Hallo Bernhard,
Wenn es eine git-software mit dem feature set von gitlab CE gäbe, die
mit anderen Instanzen federiert, wäre eine zentrale europäische Instanz
nicht notwendig. Soweit ich weiß, gibt es das aber nicht. Es gab wohl
Ansätze auf der Basis von ActivityPub (zB
https://notabug.org/peers/forgefed), aber auf die schnelle finde ich
keine Erfolgsmeldungen.
Insofern ist Größe in diesem Zusammenhang ein Wert an sich, damit die
Zusammenarbeit funktioniert. Ein Fork soll in Verbindung stehen zum
Hauptprojekt und das geht derzeit ohne Klimmzüge nur innerhalb einer
Instanz. Deshalb sind github/gitlab.com groß. Federation wäre natürlich
besser.
Ohne Federation macht jeder zusätzliche Dienstanbieter die Sache nicht
besser, sondern schlechter. Insofern liegt es im Interesse der Sache,
sie entweder abzuwürgen oder - falls technisch möglich - zur Federation
zu zwingen.
Ein Dienst, bei dem Nutzer zahlen müssen, hat keinerlei Chancen. Dann
geht doch jeder gern zu amerikanischen Konkurrenz oder hostet eben
selbst. Selbsthosten wäre ja ok, wenn es denn Federation gäbe ...

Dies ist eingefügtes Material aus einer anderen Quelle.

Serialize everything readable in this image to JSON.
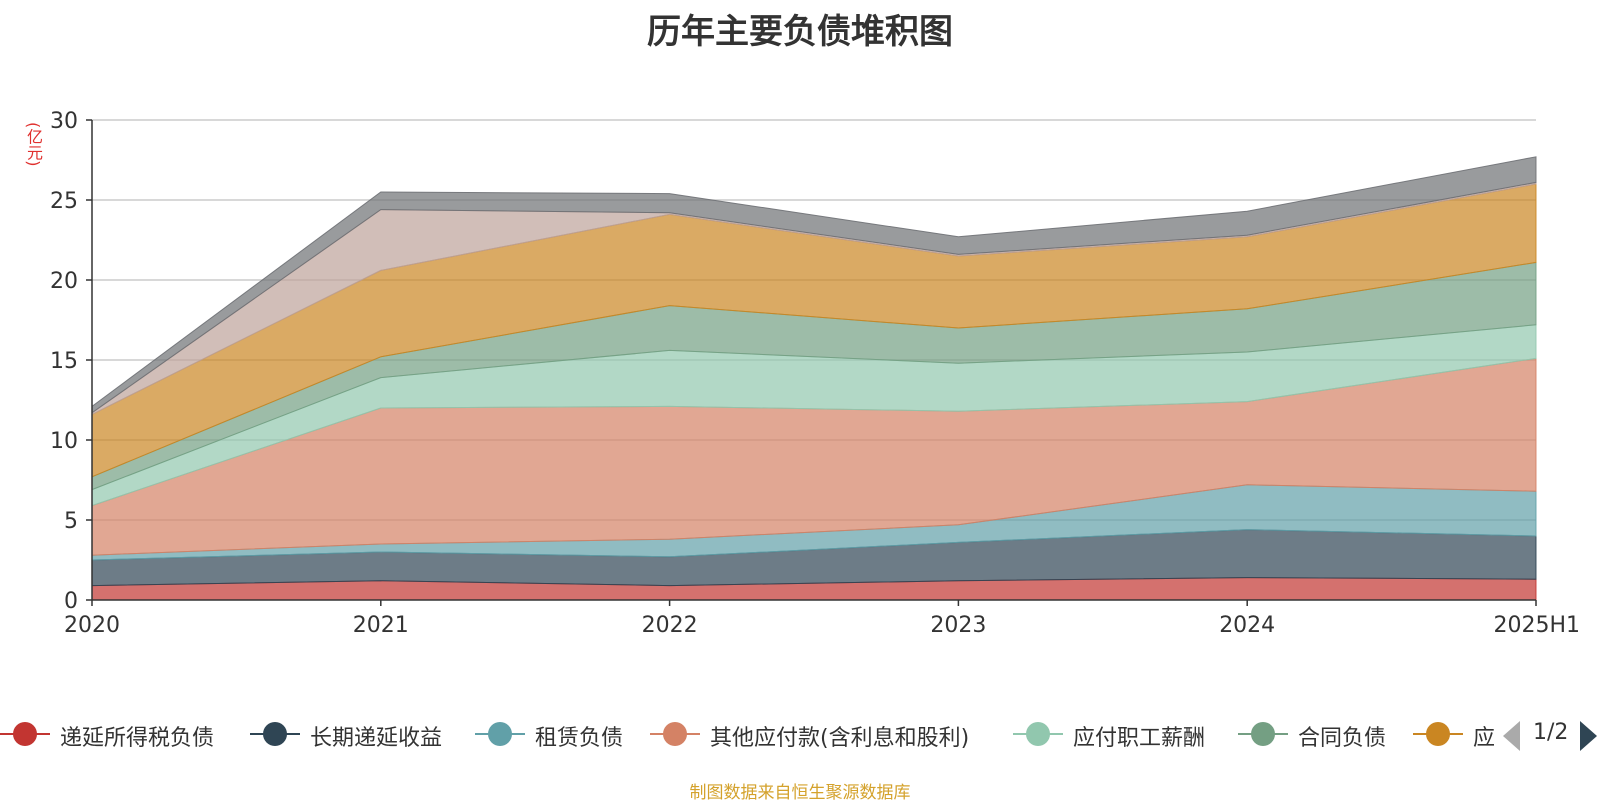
{
  "chart_data": {
    "type": "area",
    "stacked": true,
    "title": "历年主要负债堆积图",
    "ylabel": "(亿元)",
    "xlabel": "",
    "categories": [
      "2020",
      "2021",
      "2022",
      "2023",
      "2024",
      "2025H1"
    ],
    "ylim": [
      0,
      30
    ],
    "yticks": [
      0,
      5,
      10,
      15,
      20,
      25,
      30
    ],
    "grid": true,
    "legend_position": "bottom",
    "series": [
      {
        "name": "递延所得税负债",
        "color": "#c23531",
        "values": [
          0.9,
          1.2,
          0.9,
          1.2,
          1.4,
          1.3
        ]
      },
      {
        "name": "长期递延收益",
        "color": "#2f4554",
        "values": [
          1.6,
          1.8,
          1.8,
          2.4,
          3.0,
          2.7
        ]
      },
      {
        "name": "租赁负债",
        "color": "#61a0a8",
        "values": [
          0.3,
          0.5,
          1.1,
          1.1,
          2.8,
          2.8
        ]
      },
      {
        "name": "其他应付款(含利息和股利)",
        "color": "#d48265",
        "values": [
          3.1,
          8.5,
          8.3,
          7.1,
          5.2,
          8.3
        ]
      },
      {
        "name": "应付职工薪酬",
        "color": "#91c7ae",
        "values": [
          1.0,
          1.9,
          3.5,
          3.0,
          3.1,
          2.1
        ]
      },
      {
        "name": "合同负债",
        "color": "#749f83",
        "values": [
          0.8,
          1.3,
          2.8,
          2.2,
          2.7,
          3.9
        ]
      },
      {
        "name": "",
        "color": "#ca8622",
        "values": [
          3.9,
          5.4,
          5.7,
          4.5,
          4.5,
          4.9
        ]
      },
      {
        "name": "",
        "color": "#bda29a",
        "values": [
          0.1,
          3.8,
          0.1,
          0.1,
          0.1,
          0.1
        ]
      },
      {
        "name": "",
        "color": "#6e7074",
        "values": [
          0.4,
          1.1,
          1.2,
          1.1,
          1.5,
          1.6
        ]
      }
    ]
  },
  "legend_page": "1/2",
  "legend_truncated_label": "应",
  "source_text": "制图数据来自恒生聚源数据库"
}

Den Verweis auf https://heptapod.net/ verstehe ich nicht, denn das ist
einfach eine weitere einsame gitlab Instanz. Soweit ich sehe, wird
lediglich hg support hinzugefügt, was aber für die Masse der git Nutzer
ziemlich unerheblich ist.
Viele Grüße
Ilu
Am 15.07.21 um 17:53 schrieb Bernhard E. Reiter:
Moin,
Am Mittwoch 14 Juli 2021 14:33:00 schrieb Alexander Sander:
On 14.07.21 14:19, Ilu wrote:
Dabei wäre ein europäisches Git(lab) als Alternative zu
gitlab/github.com dringend erforderlich. Naja, ein deutsches System
reicht dafür sowieso nicht, es müsste schon europaweit sein.
aus meiner Sicht braucht es das nicht.
Viel besser als zentrale, proprietäre Dienstleister wären
dezentrale Dienstleister, von denen man umziehen und kooperieren kann
und die nur Freie Software laufen lassen.
Gute Dienstleister gibt es schon, der beste den ich kenne ist
Octobus/CleverCloud, welche https://heptapod.net/ laufen lassen
(git und hg Support aus der EU).
wir arbeiten daran. In Italien und Frankreich gibt es sowas auch und wir
sind da auch mit der EU-Kommission im Gespräch.
Die Versuche mit Berlios und anderen haben mir gezeigt: Eine moderne Software
und Service gibt es nur, wenn die Kunden dafür (einzeln und vernünftig)
bezahlen. Insofern würde ein öffentlich bezahltes Repo ohne Grenzen
die besseren Dienstleister wie Octobus eher abwürgen (aus meiner Sicht).